Wednesday, January 28th, 2015

The NHS watchdog has warned that over 1 million asthma suffers may not actually have the chronic lung condition, and therefore might be taking unnecessary medication.

Asthma is a chronic inflammatory respiratory disease that often begins in childhood, but can affect people of any age. Its main characteristics include attacks of wheezing and breathlessness, with the frequency and severity of attacks varying from patient to patient.

According to the National Institute of Clinical Excellence (NICE), one third of adults do not show any clinical signs of the asthma and could risk suffering from the side effects of the prescribed medication.

New guidelines have been drafted for doctors, advising them to apply more clinical tests in order to back up their judgement and steer clear as wrongly diagnosing someone with asthma.
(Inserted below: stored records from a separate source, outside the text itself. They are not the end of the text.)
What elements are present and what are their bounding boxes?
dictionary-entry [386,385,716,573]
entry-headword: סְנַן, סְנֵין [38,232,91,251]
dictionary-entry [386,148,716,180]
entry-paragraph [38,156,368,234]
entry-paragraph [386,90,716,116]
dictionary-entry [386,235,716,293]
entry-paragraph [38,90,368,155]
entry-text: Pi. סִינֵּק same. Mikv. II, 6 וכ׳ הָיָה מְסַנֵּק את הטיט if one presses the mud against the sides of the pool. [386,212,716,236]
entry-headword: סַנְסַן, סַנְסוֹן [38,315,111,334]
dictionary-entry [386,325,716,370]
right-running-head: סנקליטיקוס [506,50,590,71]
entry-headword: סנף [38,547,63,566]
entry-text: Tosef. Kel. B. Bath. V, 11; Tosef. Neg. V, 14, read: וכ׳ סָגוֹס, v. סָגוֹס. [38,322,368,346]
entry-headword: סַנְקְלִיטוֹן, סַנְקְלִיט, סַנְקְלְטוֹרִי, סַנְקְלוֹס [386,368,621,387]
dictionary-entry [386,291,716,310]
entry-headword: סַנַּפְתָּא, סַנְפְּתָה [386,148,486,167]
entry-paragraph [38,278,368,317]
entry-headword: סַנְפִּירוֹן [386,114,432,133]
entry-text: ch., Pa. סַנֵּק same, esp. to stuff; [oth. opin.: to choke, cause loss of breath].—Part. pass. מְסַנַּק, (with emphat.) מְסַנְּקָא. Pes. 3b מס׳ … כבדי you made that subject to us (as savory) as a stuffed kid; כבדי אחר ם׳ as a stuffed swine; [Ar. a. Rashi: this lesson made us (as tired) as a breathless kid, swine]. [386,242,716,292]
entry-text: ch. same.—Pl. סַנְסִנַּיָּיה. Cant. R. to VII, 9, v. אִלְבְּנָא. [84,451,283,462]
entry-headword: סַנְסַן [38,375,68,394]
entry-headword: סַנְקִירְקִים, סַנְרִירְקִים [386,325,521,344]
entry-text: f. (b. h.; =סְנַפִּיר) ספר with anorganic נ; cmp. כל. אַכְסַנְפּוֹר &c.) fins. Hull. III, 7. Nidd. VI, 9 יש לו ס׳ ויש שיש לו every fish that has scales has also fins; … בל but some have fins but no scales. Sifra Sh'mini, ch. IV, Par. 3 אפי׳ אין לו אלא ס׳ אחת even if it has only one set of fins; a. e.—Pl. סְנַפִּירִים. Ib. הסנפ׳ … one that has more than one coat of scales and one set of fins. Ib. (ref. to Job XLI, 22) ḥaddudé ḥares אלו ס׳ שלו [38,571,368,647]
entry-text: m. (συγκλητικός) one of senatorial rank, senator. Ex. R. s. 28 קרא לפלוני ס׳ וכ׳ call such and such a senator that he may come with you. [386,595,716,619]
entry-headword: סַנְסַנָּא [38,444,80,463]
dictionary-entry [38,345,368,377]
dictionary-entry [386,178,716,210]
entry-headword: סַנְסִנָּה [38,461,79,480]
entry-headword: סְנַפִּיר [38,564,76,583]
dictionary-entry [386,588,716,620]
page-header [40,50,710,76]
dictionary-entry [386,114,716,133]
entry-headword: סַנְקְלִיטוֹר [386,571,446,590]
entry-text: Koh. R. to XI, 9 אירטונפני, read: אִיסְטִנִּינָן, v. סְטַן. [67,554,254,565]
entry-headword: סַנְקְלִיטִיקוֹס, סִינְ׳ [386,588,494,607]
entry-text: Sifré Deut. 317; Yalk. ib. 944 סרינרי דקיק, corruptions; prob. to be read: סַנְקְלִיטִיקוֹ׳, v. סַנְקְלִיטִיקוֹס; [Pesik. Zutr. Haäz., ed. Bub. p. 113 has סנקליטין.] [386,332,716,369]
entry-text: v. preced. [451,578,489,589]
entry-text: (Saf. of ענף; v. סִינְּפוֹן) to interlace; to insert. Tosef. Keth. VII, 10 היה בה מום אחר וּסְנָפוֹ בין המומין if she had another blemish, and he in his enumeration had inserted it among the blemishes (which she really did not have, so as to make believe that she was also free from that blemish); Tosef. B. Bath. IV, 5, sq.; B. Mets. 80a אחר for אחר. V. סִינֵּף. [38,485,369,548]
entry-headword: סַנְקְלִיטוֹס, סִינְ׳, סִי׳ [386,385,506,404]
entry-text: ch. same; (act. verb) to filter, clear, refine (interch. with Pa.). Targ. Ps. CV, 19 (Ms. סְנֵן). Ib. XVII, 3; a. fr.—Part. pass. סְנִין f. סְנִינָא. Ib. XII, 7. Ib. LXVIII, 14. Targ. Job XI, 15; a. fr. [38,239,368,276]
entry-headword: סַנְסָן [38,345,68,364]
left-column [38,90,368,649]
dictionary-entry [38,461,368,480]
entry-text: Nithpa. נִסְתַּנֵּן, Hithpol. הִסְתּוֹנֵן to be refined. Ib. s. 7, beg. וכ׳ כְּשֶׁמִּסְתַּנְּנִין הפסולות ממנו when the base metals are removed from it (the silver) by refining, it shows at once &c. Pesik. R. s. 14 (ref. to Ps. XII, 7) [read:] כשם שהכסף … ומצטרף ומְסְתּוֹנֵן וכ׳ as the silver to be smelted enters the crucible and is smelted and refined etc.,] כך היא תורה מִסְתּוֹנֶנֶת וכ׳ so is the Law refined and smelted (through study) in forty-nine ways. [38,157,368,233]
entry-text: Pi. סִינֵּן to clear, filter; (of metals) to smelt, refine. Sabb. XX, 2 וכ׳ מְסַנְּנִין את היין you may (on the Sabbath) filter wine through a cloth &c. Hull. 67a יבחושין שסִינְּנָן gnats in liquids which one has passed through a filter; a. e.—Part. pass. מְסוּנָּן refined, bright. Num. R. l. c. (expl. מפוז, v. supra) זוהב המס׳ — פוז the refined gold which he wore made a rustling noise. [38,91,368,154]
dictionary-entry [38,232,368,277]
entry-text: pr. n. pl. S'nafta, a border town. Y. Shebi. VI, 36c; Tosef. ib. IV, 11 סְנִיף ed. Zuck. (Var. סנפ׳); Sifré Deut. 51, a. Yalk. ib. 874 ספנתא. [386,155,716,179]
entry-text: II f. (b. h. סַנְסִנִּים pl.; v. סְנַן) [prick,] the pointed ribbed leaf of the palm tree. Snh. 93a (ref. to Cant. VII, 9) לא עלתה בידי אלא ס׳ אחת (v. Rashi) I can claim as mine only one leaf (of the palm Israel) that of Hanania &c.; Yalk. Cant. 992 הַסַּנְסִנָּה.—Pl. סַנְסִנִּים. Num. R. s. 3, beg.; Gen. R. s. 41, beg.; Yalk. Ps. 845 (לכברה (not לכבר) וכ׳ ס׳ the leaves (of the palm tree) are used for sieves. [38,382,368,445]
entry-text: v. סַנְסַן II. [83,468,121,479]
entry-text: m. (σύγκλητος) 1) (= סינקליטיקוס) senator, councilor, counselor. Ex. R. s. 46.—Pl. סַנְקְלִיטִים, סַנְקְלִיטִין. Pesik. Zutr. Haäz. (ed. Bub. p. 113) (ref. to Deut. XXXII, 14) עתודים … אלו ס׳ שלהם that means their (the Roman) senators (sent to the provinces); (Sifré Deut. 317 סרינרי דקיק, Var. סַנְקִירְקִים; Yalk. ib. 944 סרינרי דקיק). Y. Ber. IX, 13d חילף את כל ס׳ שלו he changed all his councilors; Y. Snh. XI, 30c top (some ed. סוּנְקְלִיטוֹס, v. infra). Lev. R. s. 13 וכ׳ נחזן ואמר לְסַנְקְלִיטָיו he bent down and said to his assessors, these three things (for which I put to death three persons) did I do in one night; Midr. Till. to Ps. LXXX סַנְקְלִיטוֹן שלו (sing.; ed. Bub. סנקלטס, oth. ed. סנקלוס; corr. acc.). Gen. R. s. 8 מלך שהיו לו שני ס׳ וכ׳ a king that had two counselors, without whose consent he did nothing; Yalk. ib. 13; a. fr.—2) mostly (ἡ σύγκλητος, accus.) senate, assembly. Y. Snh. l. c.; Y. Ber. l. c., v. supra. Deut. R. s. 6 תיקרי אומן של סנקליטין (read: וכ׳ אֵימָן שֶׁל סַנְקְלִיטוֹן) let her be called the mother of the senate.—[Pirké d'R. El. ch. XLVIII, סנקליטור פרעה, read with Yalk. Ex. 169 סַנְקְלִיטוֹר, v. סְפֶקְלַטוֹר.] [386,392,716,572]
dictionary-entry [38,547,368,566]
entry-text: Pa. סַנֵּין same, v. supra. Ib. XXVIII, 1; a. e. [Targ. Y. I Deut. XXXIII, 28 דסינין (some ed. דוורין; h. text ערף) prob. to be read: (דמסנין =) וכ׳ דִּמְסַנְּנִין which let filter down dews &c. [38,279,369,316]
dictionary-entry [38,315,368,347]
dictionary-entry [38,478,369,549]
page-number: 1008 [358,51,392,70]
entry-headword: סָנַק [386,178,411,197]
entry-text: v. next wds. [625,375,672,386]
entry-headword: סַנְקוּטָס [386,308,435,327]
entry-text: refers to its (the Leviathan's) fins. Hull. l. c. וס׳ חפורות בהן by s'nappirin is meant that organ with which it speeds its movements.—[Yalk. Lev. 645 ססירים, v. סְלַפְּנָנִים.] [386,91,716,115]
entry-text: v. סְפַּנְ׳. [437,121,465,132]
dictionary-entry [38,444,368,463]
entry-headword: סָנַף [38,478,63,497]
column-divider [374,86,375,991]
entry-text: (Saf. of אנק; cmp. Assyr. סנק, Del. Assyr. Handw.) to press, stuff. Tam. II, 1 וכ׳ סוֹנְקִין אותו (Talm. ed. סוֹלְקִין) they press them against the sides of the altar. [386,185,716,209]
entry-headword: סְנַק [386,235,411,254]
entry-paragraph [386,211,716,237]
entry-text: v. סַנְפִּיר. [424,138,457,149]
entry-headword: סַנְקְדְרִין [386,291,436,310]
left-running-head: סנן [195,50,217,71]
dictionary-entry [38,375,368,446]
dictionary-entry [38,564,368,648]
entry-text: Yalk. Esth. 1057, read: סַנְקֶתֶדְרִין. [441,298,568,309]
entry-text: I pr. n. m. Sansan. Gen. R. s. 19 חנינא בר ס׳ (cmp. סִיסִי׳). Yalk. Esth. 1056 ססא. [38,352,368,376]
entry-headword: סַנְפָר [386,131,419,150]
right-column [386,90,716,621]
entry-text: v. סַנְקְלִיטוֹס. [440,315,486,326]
The NICE’s director of clinical practice, Prof. Mark Baker, told reporters that the accuracy of asthma diagnoses has been a noteworthy problem that implies that some cases may be missed in patients and other patients may be wrongly diagnosed.

The aim of NICE’s new guidelines is to set out the most cost-effective and clinical ways to detect and monitor asthma based on the clearest and best available evidence.

The new guidelines state that diagnosis is primarily based upon a comprehensive history, taken by a highly experienced clinician. Therefore, it is unsurprising that up to 30 percent of adults diagnosed with asthma do not have clear enough evidence of the condition.

Every year, the NHS spends up to £1 billion caring for and treating the 5.4 million people suffering from asthma. However, NICE has warned that many of these people might be suffering from different respiratory diseases or allergies.

On the other hand, charities state that over-treatment and under-diagnosis of asthmas is still an increasing problem and believes that people should continue to take their prescribed medication.

On average, three people die each day as a result of asthma. Asthma UK believes that the majority of these deaths could have been avoided if the disease was controlled better.

The charity’s chief executive, Kay Boycott, says that asthma has a number of complex causes, and this is one of the reasons why it is often difficult to obtain a clear diagnosis. She adds that it is an unpredictable condition that is subject to change throughout the course of a person’s life, which means that treatment can also change over time.

She goes on to say that it is vital for anyone with an asthma diagnosis to have the correct medication and a plan to efficiently manage their condition.

The most effective test to begin with is spirometry. This is a machine that measure how fast and how much the patient breathes out. According to the guidelines, additional breath tests may also be necessary.

Over-treatment is a concern as some of the drugs used to manage asthma are subject to side effects such as nausea, vomiting, tremors, throat infections and muscle cramps.

Though Asthma UK is open to the new guidelines, they have warned that there is also evidence of the under-diagnosis of the condition. Eight out of ten asthma sufferers still do not have access to the correct amount of basic care.